ATLANTA (Ticker) -- Maryland never gave Tennessee or its partisan crowd at the Georgia Dome a chance to get in the game.
Quarterback Scott McBrien rushed for a pair of touchdowns as the 18th-ranked Terrapins routed the Volunteers, 30-3, in the Peach Bowl to complete a remarkable turnaround.
Maryland (11-3) won 10 of its final 11 games after a 1-2 start and recorded its first bowl victory since beating Syracuse, 35-18, in the 1985 Cherry Bowl. The only loss for the Terrapins during that stretch was a 48-13 setback to Virginia that snapped an eight-game winning streak.
Last season, coach Ralph Friedgen led Maryland to its first Atlantic Coast Conference title in 17 years, but the Terrapins were drubbed by Florida State, 56-23, in the Orange Bowl.
A year later, Maryland reached 11 wins for only the second time in the 110-year history of the program. The Terrapins' only other 11-win campaign came in 1976, when they went 11-0 in the regular season before losing to Houston in the Cotton Bowl and ending the season ranked eighth in the country.
"It's about a team that we got on the win side of a bowl game," Friedgen said. "Heck, it's been sine 1985, when I was here as an assistant coach in the Cherry Bowl.
"That was so emotional. I am so proud of these kids. We had such adversity tonight. We started a walk-on (at nose guard) and lost an interior lineman. The defense just played unbelievable and the offense played well, too. I'm just so proud of these kids."
The defeat ended a disappointing campaign for Tennessee (8-5), which suffered its first five-loss season during Phillip Fulmer's 12-year tenure as coach.
"As I told the team, I take full responsibility for the game and the lack of execution," Fulmer said. "We didn't play as well as I thought we would. Our discipline wasn't what it needed to be. There are a number of things that happened that are my responsibility."
Maryland appeared better prepared for the contest, holding the the Volunteers to a season-low 45 rushing yards. Tennessee's previous low was 59 yards against Alabama.

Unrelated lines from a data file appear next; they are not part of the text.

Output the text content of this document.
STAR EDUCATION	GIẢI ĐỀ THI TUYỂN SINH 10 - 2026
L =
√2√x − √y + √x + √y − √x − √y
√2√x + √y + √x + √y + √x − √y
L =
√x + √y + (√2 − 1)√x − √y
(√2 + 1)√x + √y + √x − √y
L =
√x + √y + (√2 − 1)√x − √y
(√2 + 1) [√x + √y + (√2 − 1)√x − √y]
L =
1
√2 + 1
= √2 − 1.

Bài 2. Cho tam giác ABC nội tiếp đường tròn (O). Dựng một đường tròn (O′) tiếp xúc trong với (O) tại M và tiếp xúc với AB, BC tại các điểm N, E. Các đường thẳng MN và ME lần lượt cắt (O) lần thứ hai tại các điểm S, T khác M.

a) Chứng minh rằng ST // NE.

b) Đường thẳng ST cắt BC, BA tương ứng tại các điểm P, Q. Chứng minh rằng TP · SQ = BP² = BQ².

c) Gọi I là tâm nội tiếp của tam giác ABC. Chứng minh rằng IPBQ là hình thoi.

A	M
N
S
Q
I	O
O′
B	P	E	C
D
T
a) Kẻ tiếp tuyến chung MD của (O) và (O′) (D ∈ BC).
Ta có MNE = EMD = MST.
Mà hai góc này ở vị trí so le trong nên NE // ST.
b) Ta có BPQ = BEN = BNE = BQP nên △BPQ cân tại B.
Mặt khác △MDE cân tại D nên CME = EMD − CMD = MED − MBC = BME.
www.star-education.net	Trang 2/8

"We were able to run the football the last two or three games. But they just shut us down tonight," Volunteers tight end Jason Witten said. "It was tough. It seemed like they were always in the right place at the right time."
The Terrapins repeatedly pressured Casey Clausen, who was sacked six times. He completed 23-of-37 passes for 242 yards.
"It's been a long time since we've been physically whipped," Clausen said. "Maryland played a good game and we didn't. When you go up against good teams like Maryland, you can't make mistakes."
Linebacker E.J. Henderson, the Butkus and Bednarik Award winner, spearheaded Maryland's defensive effort with 12 tackles - including four for losses - and two sacks.
"All the hard work really paid off," Henderson said. "We have really come together as a team. I think we showed we can play with a team like this and win it all."
The Volunteers were held without a touchdown in a bowl game for the first time since the 1957 Gator Bowl, when they lost to Texas A&M, 3-0. Tennessee reached the Maryland 16 with nine minutes left but turned the ball over on downs.
McBrien scored the only touchdown the Terrapins needed on a one-yard keeper with six minutes left in the first quarter and went in from six yards just over two minutes into the final period to make it 27-3.
McBrien was 11-of-19 for 120 yards and rushed seven times for 36 yards.
"We just executed very well tonight," he said. "We kept the defense on its toes and made plays when the opportunities were there. We got the job done."
Steve Suter's Peach Bowl-record 79-yard punt return set up Nick Novak's third field goal of the game, a 25-yarder with four minutes to go. Novak also converted from 44 and 48 yards.
Cornerback Curome Cox returned an interception 55 yards to give Maryland a 14-0 lead 3:28 into the second quarter.
"I think we won convincingly," Friedgen said. "That was the No. 8 defense in the country, these weren't a bunch of players who didn't play before. They have played some pretty good people before. They played Miami, Alabama and Georgia, and nobody beat them as convincingly as we did."